La loi santé est examinée depuis hier en commission des affaires sociales avant d’être présentée dans l’hémicycle le 31 mars 2015. Près de 1000 amendements ont déjà été déposés et au moins 64 d’entre eux ont été adoptés (contre plus de 150 retirés, tombés, ou rejetés). Ce projet de loi a pour objectif de redéfinir la politique de santé : vaste programme. Le texte est donc relativement large concernant les domaines auxquels il touche. Ainsi, plusieurs acteurs disposent d’intérêts relativement différents, et ils le font savoir.
Les professions médicales opposées au tiers-payant généralisé
Au premier plan se trouvent les professions médicales. Depuis l’annonce du projet et de la généralisation du tiers-payant, les acteurs du secteur médical se mobilisent pour contrer cette mesure.
La CSMF (confédération des syndicats médicaux français) a d’ailleurs décidé, la veille de la grande manifestation du 15 mars 2015, de quitter les groupe de travail au Ministère de la santé.
Cette mobilisation généralisée ne fait pas trembler la ministre Marisol Touraine qui a d’ailleurs lancé l’examen du texte en procédure accélérée le 16 mars 2015. L’un des portes-parole des députés socialistes, Hugues Fourage a, dans le même temps, déclaré que les médecins défendent “une vision corporatiste et conservatrice“. Voilà de quoi apaiser les débats.
Du côté des mécontents du secteur médical se trouvent également les professionnels qui exercent en milieu hospitalier public : les réductions de budget qui se profilent ne sont pas pour les rassurer. Ils craignent que leurs conditions d’exercice ne s’en retrouvent encore plus dégradées et soupçonnent le démantèlement progressif du Service public hospitalier. Ce à quoi rétorque la Fédération de l’Hospitalisation Privée (FHP) : “à l’heure de déficits publics abyssaux, un service public qui ne rend pas le meilleur service au meilleur coût ne rend pas service au public“.
Les entreprises de tabac en plein lobbying
Le projet de loi santé comprend désormais une partie relative à la neutralité des paquets de cigarettes. C’est un amendement déposé par le Gouvernement (l’amendement AS 1408) qui crée un article précisant que “les unités de conditionnement, les emballages extérieurs et les suremballages des cigarettes et du tabac à rouler, le papier à cigarette et le papier à rouler les cigarettes sont neutres et uniformisés. Un décret en Conseil d’État fixe leurs conditions de neutralité et d’uniformisation, notamment de forme, de taille, de texture et de couleur, et les modalités d’inscription des marques et dénominations commerciales sur ces supports“. L’article prévoit une entrée en vigueur pour le 20 mai 2016.
Comme le précise cet article paru dans le journal Le Monde, plusieurs grands groupes du secteur du tabac ont lancé une croisade contre l’amendement. Ils considèrent que cela va notamment favoriser le développement du marché parallèle (car les paquets seront plus faciles à reproduire) et pensent même intenter des actions en justice.

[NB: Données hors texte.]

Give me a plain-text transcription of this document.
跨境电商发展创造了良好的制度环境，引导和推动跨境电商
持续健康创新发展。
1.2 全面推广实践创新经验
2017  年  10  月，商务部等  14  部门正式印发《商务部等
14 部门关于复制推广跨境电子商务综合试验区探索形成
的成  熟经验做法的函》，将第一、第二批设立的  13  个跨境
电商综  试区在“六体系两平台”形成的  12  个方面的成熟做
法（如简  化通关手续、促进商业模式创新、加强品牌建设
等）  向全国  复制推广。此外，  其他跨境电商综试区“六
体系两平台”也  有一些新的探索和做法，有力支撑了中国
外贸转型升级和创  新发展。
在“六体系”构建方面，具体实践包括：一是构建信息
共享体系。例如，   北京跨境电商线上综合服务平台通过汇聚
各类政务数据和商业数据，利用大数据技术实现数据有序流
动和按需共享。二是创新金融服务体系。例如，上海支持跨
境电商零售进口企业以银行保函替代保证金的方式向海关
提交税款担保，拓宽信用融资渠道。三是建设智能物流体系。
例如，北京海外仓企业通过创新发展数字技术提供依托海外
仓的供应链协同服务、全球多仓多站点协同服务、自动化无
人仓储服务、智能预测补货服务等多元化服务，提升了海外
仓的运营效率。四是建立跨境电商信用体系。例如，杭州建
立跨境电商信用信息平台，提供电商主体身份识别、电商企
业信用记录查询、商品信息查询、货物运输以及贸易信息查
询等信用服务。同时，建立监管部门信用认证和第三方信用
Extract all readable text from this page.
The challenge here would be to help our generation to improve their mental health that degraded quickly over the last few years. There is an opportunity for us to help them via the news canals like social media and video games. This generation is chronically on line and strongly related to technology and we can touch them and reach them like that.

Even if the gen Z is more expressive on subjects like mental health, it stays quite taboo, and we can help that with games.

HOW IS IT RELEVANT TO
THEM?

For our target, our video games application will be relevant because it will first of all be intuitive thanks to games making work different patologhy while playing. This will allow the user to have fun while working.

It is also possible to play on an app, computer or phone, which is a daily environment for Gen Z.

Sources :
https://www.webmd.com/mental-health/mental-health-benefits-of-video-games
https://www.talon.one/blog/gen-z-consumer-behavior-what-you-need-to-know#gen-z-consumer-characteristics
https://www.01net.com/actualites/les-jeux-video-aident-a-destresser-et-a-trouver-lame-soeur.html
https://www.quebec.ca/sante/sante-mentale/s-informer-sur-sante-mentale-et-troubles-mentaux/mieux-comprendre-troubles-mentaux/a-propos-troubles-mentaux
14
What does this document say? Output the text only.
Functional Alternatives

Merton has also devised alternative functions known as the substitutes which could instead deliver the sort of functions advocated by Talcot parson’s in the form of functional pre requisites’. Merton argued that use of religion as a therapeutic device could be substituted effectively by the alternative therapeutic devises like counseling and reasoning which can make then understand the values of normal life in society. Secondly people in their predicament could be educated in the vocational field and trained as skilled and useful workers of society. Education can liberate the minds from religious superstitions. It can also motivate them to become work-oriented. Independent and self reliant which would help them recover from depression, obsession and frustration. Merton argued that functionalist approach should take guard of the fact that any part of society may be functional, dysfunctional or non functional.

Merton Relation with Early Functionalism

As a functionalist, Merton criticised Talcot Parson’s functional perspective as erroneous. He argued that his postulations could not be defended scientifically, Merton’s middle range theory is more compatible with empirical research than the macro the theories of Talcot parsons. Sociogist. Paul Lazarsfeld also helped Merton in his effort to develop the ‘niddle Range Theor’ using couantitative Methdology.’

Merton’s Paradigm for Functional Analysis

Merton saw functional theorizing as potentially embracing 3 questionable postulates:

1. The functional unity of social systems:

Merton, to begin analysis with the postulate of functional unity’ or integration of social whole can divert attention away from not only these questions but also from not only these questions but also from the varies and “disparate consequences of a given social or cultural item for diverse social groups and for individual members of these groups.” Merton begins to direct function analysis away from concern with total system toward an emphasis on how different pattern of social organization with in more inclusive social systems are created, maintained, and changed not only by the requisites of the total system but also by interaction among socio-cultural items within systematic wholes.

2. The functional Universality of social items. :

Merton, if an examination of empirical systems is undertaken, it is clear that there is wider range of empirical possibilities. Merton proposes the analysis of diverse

Des progrès salués et des limites reconnues
Plusieurs voix s’élèvent pour constater que le projet de loi santé permet des avancées notoires.
Fabrice Molliex, chargé des relations institutionnelles pour le Secours Catholique estime que la généralisation du tiers-payant est le point principal du projet de loi. Cette généralisation permettra aux personnes qui se situent juste au dessus du seuil permettant de bénéficier de la CMU-C ou de l’AME de se soigner sans avancer de frais.
De son côté, Stéphane Junique, vice-président de la Mutualité Française, soutient la volonté du texte d’agir par la prévention et l’éducation thérapeutique. Il considère également que la généralisation du tiers-payant est positive et salue les mesures relatives au service territorial de santé au public (article 12 du projet de loi).
Toutefois, ces louanges ne vont pas sans critiques : M. Molliex pense que le projet ne va pas assez loin dans la facilitation de l’accès aux soins, il déplore aussi qu’aucune mesure ne fasse référence à la nutrition qui a pourtant un impact sur la santé. M. Junique soutient quant à lui que le projet pourrait aller plus loin dans plusieurs domaines, notamment concernant l’ouverture des données de santé : il prône une réécriture de l’article 47 du projet de loi pour confier la direction du nouveau système national des données de santé (SDNS) à un organisme indépendant et non à la CNAM qui est elle-même productrice de données de santé.